Very silly, but great fun, and a book to pass some happy hours. Just don't order the tempura.

7th Heaven by James Patterson with Maxine Paetro

Century €??

THE Women's Murder Club series (now on a TV near you) is based on James Patterson's numbered series of books (1st to Die, 2nd Chance, 3rd Degree, etc).

The latest, 7th Heaven, is soaring up the charts. It's written with the don't-touch-that-dial skill of Patterson - every page has a new hook to drag the reader into the next shocking scene.

But maybe the characters and theme are getting a tiny bit tired in 7th Heaven. If you're not a fan, you may find it hard to get into the book.

The story: Michael Campion is the Boy in the Bubble, a teenager with a heart defect who has grown up wealthy and protected. He's an internet chess champion, but he hasn't had the normal experiences of adolescence.

When he disappears there's a kerfuffle of publicity and television pleading, and the police are called in to investigate. A tipoff puts him in the workplace of a Bambi-like young prostitute, and under questioning she admits to killing him and disposing of the body.

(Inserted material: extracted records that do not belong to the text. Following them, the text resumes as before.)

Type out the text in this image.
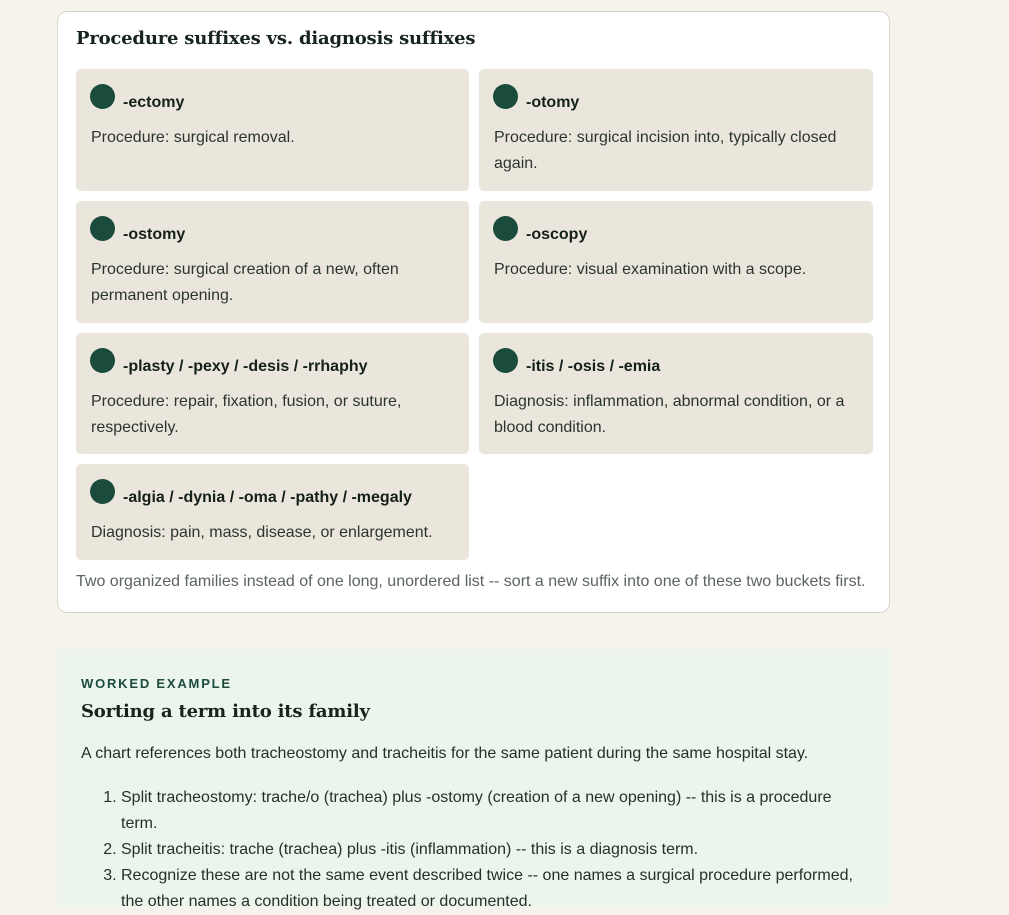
Procedure suffixes vs. diagnosis suffixes
-ectomy
Procedure: surgical removal.
-otomy
Procedure: surgical incision into, typically closed again.
-ostomy
Procedure: surgical creation of a new, often permanent opening.
-oscopy
Procedure: visual examination with a scope.
-plasty / -pexy / -desis / -rrhaphy
Procedure: repair, fixation, fusion, or suture, respectively.
-itis / -osis / -emia
Diagnosis: inflammation, abnormal condition, or a blood condition.
-algia / -dynia / -oma / -pathy / -megaly
Diagnosis: pain, mass, disease, or enlargement.
Two organized families instead of one long, unordered list -- sort a new suffix into one of these two buckets first.
WORKED EXAMPLE
Sorting a term into its family
A chart references both tracheostomy and tracheitis for the same patient during the same hospital stay.
1. Split tracheostomy: trache/o (trachea) plus -ostomy (creation of a new opening) -- this is a procedure term.
2. Split tracheitis: trache (trachea) plus -itis (inflammation) -- this is a diagnosis term.
3. Recognize these are not the same event described twice -- one names a surgical procedure performed, the other names a condition being treated or documented.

Separately, the San Francisco cops are investing a series of arson attacks. A pair of teenage psychos are killing the rich, targeting elderly consumerist couples and torching their houses.

The stories are impeccably researched, but the characters are strangely cold. No matter; Patterson can grab your interest and keep you reading.

I just wasn't crazy about the detective, the attorney, the reporter and the pathologist at the centre of the series. But millions of others love them.